Chaque année, environ 500 000 objets ou éléments sont placés sous main de justice. Du plus microscopique, comme des cellules ADN, au plus imposant, comme des voitures ou des immeubles. Certains n’ont aucune valeur tandis que d’autres attisent les convoitises. Le stock imposant de cocaïne qui a mystérieusement été dérobé dans les locaux du 36 a marqué les esprits. Mais pour une affaire retentissante, combien d’objets ont pu disparaître de ces capharnaüms que sont les salles de scellés ! Larcins qui restent d’ailleurs le plus souvent ignorés.
Au-delà de ces problèmes de sécurité, une gestion scrupuleuse des scellés judiciaires est fondamentale. Elle conditionne en grande partie la qualité même de la justice. Surtout depuis les avancées de la police scientifique. Et cela tout au long de l’enquête pénale, de la découverte de l’objet à saisir à son éventuelle destruction, à l’issue du procès. La toute récente affaire des disparues de la gare de Perpignan en est une bonne démonstration. Il était inenvisageable il y a 17 ans d’analyser l’ADN de « contact », ce qui, à l’époque, n’a pas empêché les enquêteurs de prendre toutes les précautions dans la saisie matérielle des vêtements et des chaussures de la victime, Mokhtaria Chaïb, âgée de 19 ans, afin de se donner la possibilité d’analyses futures, voire futuristes. Que n’en a-t-il été de même dans l’affaire du petit Grégory ! Car, si une partie des traces laissées sur les vêtements de l’enfant ont pu disparaître en raison d’un séjour dans l’eau de la Vologne, ce sont surtout les manipulations successives qui ont contaminé les scellés en superposant sur ceux-ci plusieurs couches d’ADN parasite. Mais c’était il y a 30 ans !

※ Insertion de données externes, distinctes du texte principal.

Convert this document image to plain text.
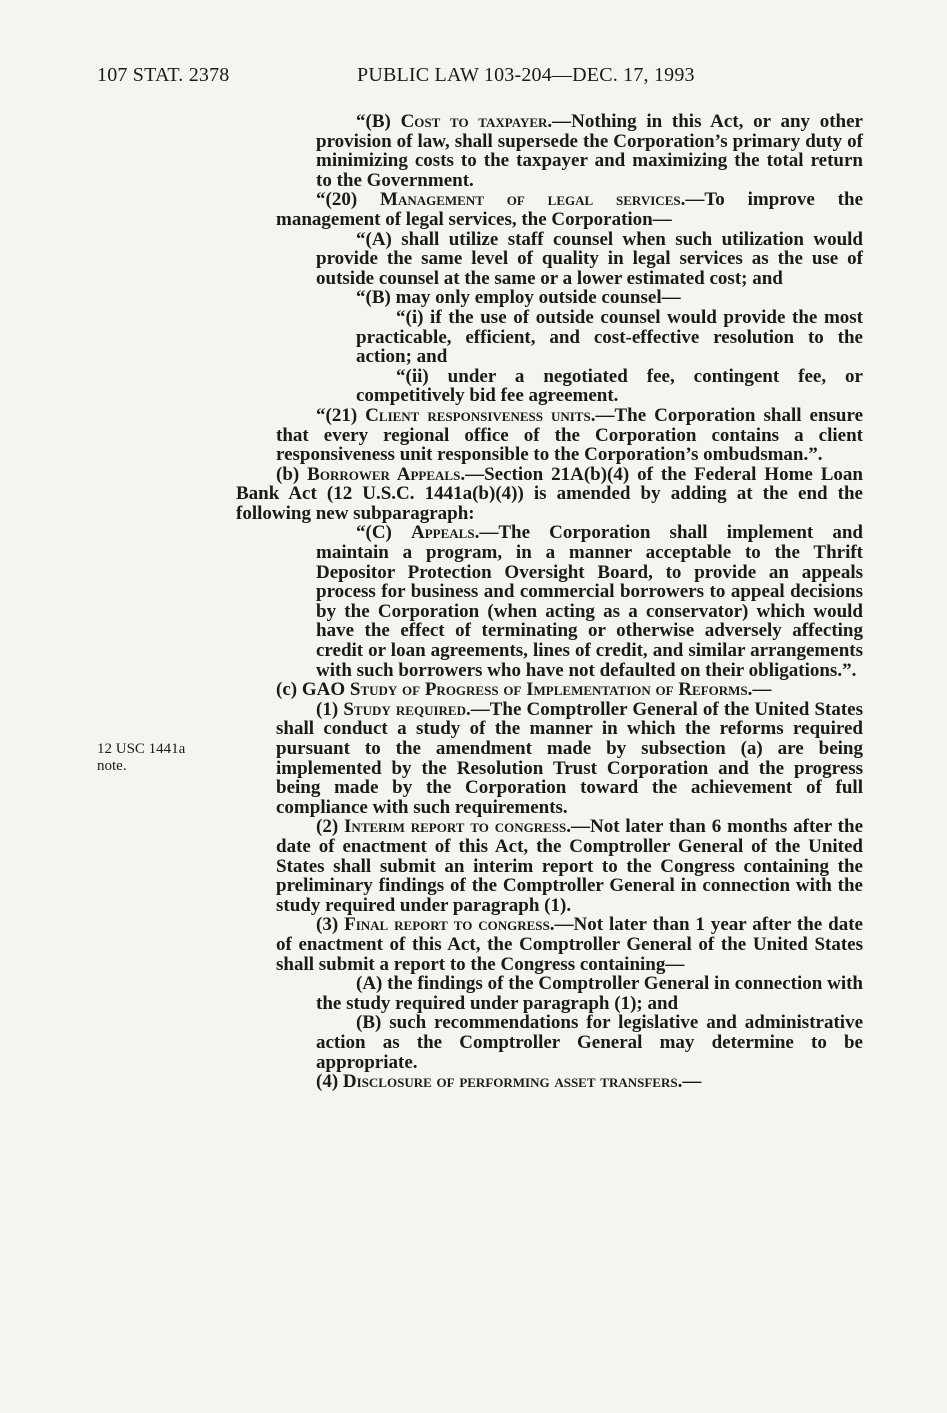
107 STAT. 2378	PUBLIC LAW 103-204—DEC. 17, 1993
12 USC 1441a
note.

“(B) Cost to taxpayer.—Nothing in this Act, or any other provision of law, shall supersede the Corporation’s primary duty of minimizing costs to the taxpayer and maximizing the total return to the Government.

“(20) Management of legal services.—To improve the management of legal services, the Corporation—

“(A) shall utilize staff counsel when such utilization would provide the same level of quality in legal services as the use of outside counsel at the same or a lower estimated cost; and

“(B) may only employ outside counsel—

“(i) if the use of outside counsel would provide the most practicable, efficient, and cost-effective resolution to the action; and

“(ii) under a negotiated fee, contingent fee, or competitively bid fee agreement.

“(21) Client responsiveness units.—The Corporation shall ensure that every regional office of the Corporation contains a client responsiveness unit responsible to the Corporation’s ombudsman.”.

(b) Borrower Appeals.—Section 21A(b)(4) of the Federal Home Loan Bank Act (12 U.S.C. 1441a(b)(4)) is amended by adding at the end the following new subparagraph:

“(C) Appeals.—The Corporation shall implement and maintain a program, in a manner acceptable to the Thrift Depositor Protection Oversight Board, to provide an appeals process for business and commercial borrowers to appeal decisions by the Corporation (when acting as a conservator) which would have the effect of terminating or otherwise adversely affecting credit or loan agreements, lines of credit, and similar arrangements with such borrowers who have not defaulted on their obligations.”.

(c) GAO Study of Progress of Implementation of Reforms.—

(1) Study required.—The Comptroller General of the United States shall conduct a study of the manner in which the reforms required pursuant to the amendment made by subsection (a) are being implemented by the Resolution Trust Corporation and the progress being made by the Corporation toward the achievement of full compliance with such requirements.

(2) Interim report to congress.—Not later than 6 months after the date of enactment of this Act, the Comptroller General of the United States shall submit an interim report to the Congress containing the preliminary findings of the Comptroller General in connection with the study required under paragraph (1).

(3) Final report to congress.—Not later than 1 year after the date of enactment of this Act, the Comptroller General of the United States shall submit a report to the Congress containing—

(A) the findings of the Comptroller General in connection with the study required under paragraph (1); and

(B) such recommendations for legislative and administrative action as the Comptroller General may determine to be appropriate.

(4) Disclosure of performing asset transfers.—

Le Code de procédure pénale est peu disert sur la constitution des scellés (art. 56, 56-1, 100-4, 706-52 et 706-100). Ce sont pourtant, souvent, les seules preuves matérielles de l’infraction. Traditionnellement, la pratique policière en distinguait trois sortes :
– Les scellés couverts qui s’appliquent aux objets de faibles volumes. Ils peuvent être placés dans une enveloppe, une boîte, un sac, etc., que l’on ferme de manière définitive. Pour y avoir accès, il faut briser le scellé. Le Code parle le plus souvent de « scellés fermés ».
– Les scellés découverts : Lorsque le volume des objets à saisir est trop important, ou lorsqu’ils sont trop lourds ou qu’ils ne peuvent être clos de par leur configuration, l’OPJ se contente d’y fixer une fiche de scellé. S’ils ne peuvent pas être bougés, ils sont parfois confiés à un tiers qui devient gardien dudit scellé. C’est le cas typique d’une voiture saisie et remisée chez un garagiste.
– Les scellés ouverts : Ils concernent tous les objets saisis qui doivent pouvoir être consultés durant l’information judiciaire. Il en est ainsi des documents, carnets, livres de comptabilité, photos, etc.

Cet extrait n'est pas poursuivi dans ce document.